Suppose someone stuck something to your car. say some dark box shaped thing on the undercarriage. You have no idea what it is, perhaps thinking maybe it was something in the road that got kicked up by a tire and somehow stuck there.
You could have easily peeled it off and thrown it away.
“I didn’t know what it was...I thought it might be an explosive device”
officers should have known better than to lean on such a flimsy excuse for probable cause
Maybe the judge who signed off on the warrant should have known better also?
It was certainly not theft nor obstruction...think the 5th might apply here...
Though I might have put it on a transfer truck and let ‘em chase that around for a while....
Agree. Good ruling. Shoddy work by the police involved getting the warrant. I didnt read further but I bet the meth perp got off because of it.

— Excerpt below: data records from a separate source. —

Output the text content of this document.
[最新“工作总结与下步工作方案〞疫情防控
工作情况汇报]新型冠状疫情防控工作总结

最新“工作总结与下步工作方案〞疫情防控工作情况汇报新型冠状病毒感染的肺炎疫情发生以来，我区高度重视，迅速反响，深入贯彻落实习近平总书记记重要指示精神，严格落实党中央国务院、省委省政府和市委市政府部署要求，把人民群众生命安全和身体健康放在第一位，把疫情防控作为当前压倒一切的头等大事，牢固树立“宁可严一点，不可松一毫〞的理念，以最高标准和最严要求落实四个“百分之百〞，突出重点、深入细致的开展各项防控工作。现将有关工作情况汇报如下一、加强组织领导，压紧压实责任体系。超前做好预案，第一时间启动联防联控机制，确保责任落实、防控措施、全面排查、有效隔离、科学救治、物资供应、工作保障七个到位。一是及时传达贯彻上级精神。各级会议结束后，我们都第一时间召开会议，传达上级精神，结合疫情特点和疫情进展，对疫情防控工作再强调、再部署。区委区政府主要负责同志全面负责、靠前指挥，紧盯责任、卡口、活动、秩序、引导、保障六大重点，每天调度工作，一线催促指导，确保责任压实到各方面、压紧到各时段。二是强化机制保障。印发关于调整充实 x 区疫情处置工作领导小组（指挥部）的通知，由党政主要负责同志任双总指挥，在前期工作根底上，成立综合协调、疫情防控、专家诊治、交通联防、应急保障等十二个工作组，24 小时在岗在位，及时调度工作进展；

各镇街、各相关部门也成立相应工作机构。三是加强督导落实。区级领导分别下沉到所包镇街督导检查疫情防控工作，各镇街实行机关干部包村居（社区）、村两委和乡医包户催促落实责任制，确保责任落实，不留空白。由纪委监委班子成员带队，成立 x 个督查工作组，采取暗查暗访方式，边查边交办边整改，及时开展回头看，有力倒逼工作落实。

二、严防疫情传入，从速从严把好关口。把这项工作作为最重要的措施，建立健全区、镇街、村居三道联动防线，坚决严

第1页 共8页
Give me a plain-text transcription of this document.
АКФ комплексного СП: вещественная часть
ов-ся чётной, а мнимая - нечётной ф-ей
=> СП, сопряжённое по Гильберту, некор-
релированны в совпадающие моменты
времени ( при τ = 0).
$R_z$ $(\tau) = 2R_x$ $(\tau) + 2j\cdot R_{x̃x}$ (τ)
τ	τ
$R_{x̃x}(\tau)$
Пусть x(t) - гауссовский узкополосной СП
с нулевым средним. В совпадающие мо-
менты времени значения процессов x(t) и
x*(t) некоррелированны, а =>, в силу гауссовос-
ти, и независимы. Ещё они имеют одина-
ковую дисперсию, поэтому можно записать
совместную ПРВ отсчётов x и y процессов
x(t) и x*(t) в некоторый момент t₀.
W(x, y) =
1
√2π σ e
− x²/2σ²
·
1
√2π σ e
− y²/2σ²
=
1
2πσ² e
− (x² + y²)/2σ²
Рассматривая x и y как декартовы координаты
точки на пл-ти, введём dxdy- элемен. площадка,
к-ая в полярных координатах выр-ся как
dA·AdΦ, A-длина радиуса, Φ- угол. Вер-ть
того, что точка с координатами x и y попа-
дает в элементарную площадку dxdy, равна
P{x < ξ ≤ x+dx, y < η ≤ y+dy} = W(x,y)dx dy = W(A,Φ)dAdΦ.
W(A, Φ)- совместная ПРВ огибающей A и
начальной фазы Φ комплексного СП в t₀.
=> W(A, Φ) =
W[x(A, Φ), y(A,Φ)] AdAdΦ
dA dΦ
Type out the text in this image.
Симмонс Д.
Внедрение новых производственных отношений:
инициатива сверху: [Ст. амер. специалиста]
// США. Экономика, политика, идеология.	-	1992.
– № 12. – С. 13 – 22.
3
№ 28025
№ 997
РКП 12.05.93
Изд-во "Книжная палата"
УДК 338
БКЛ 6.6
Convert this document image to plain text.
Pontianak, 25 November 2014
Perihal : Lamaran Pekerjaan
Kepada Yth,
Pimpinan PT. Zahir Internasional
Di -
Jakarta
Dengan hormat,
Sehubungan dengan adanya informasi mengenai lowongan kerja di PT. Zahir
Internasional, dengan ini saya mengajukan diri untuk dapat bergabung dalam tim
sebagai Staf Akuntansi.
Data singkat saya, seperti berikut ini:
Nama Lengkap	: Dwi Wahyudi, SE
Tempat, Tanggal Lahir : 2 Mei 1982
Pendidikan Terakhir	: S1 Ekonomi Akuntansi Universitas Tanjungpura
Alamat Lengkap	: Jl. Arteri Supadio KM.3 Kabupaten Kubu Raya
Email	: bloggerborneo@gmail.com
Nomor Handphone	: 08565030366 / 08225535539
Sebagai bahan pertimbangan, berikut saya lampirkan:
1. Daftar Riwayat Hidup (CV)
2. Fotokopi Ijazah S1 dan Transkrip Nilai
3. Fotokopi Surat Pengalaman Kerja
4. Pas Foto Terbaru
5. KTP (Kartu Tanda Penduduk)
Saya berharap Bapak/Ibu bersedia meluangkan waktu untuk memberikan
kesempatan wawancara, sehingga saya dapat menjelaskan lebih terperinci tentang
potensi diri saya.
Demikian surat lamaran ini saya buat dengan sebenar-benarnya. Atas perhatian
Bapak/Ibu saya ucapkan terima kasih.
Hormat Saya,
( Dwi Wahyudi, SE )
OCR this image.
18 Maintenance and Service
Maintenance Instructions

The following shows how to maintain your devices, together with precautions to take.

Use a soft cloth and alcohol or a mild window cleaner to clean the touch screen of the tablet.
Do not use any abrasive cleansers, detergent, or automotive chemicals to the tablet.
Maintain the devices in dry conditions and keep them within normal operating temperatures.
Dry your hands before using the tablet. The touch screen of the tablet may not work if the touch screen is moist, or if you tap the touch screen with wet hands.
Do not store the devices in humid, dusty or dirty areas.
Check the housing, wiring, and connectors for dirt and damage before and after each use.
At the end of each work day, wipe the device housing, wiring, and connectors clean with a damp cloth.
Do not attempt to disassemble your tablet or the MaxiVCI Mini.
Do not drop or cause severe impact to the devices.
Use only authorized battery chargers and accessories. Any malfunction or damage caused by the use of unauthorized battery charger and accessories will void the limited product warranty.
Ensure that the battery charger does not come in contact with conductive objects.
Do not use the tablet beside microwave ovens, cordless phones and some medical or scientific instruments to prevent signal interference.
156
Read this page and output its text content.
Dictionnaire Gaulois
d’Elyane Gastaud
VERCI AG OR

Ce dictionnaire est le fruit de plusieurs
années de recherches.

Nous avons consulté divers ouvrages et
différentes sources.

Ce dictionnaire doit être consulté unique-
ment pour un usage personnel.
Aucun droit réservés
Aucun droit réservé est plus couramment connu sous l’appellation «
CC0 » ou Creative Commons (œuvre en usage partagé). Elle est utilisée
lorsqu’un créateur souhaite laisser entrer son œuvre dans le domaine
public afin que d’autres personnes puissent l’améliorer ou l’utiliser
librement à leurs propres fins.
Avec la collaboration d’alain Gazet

How did he spot it? I doubt the cops stuck it on top with a magnet.
This very situation arose in the Pike County Ohio massacre. A family relative, who the police suspected, removed a tracker and was charged with tampering with it. The actual perps were another family... the Wagners, who are currently awaiting trial.
To say otherwise is almost as bad as the Chinese Commies shooting a man and then billing the family for the bullets.
Neither
How is he suppose to know who it belongs to?